Il résulte de l’instruction que Mme A... occupait le poste de professeure de flûte traversière au sein de l’école municipale de Doudeville dans le cadre d’un contrat à durée indéterminée depuis le 13 mars 2012. A la suite de son refus d’accepter une réduction de ses horaires, motivée par la diminution du nombre d’élèves inscrits à l’école de musique, et de signer l’avenant correspondant, la commune l’a licenciée par un arrêté du 1er juillet 2020. Si pour contester la légalité de son licenciement, l’intéressée soutient que la commune ne justifierait pas de la réalité de la baisse du nombre d’élèves inscrits, il résulte toutefois de l’instruction et notamment des termes du procès-verbal de la commission consultative paritaire de catégorie A du centre de gestion de la Seine-Maritime réunie le 2 octobre 2019 ainsi que du dossier adressé par le maire à cette commission, que le nombre d’élèves inscrits au début de l’année scolaire 2018-2019 avait fortement chuté, puisqu’il n’excédait pas sept élèves alors qu’il était auparavant de quarante-cinq élèves.
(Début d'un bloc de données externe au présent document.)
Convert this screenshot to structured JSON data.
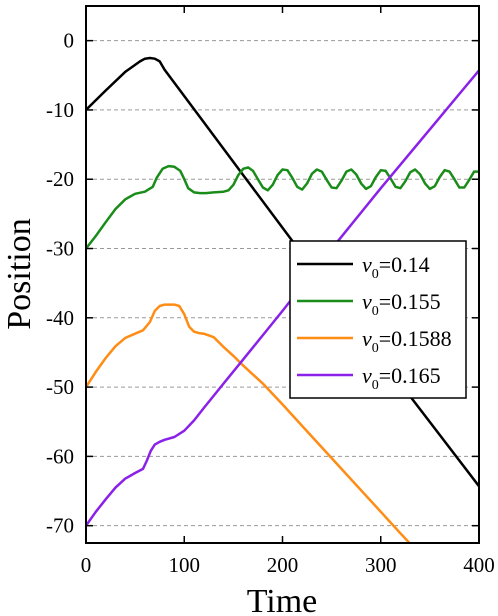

Par suite, la commune de Doudeville a pu, sans méconnaître les dispositions précitées, mettre fin aux fonctions de professeure de musique de Mme A... au sein de l’école municipale de musique. En l’absence d’illégalité fautive imputable à la commune de Doudeville du fait de l’arrêté du 1er juillet licenciant Mme A..., les conclusions indemnitaires formulées par cette dernière ne peuvent qu’être rejetées.
En second lieu, aux termes de l’article R. 1234-9 du code du travail : « L’employeur délivre au salarié, au moment de l’expiration ou de la rupture du contrat de travail, les attestations et justifications qui lui permettent d’exercer ses droits aux prestations mentionnées à l’article L.5421-2 et transmet sans délai ces mêmes attestations à Pôle emploi. (…) ». La délivrance de l’attestation prévue par l’article R. 1234-9 du code du travail revêt le caractère d’une obligation pour l’employeur s’agissant notamment d’agents qui sont involontairement privés d’emploi. Aux termes de l’article 38 du décret du 15 février 1988 : « A l’expiration du contrat, l’autorité territoriale délivre à l’agent un certificat qui contient exclusivement les mentions suivantes : / 1° La date de recrutement de l’agent et celle de fin de contrat ; / 2° Les fonctions occupées par l’agent, la catégorie hiérarchique dont elles relèvent et la durée pendant laquelle elles ont été effectivement exercées ; / 3° Le cas échéant, les périodes de congés non assimilées à des périodes de travail effectif (…) ».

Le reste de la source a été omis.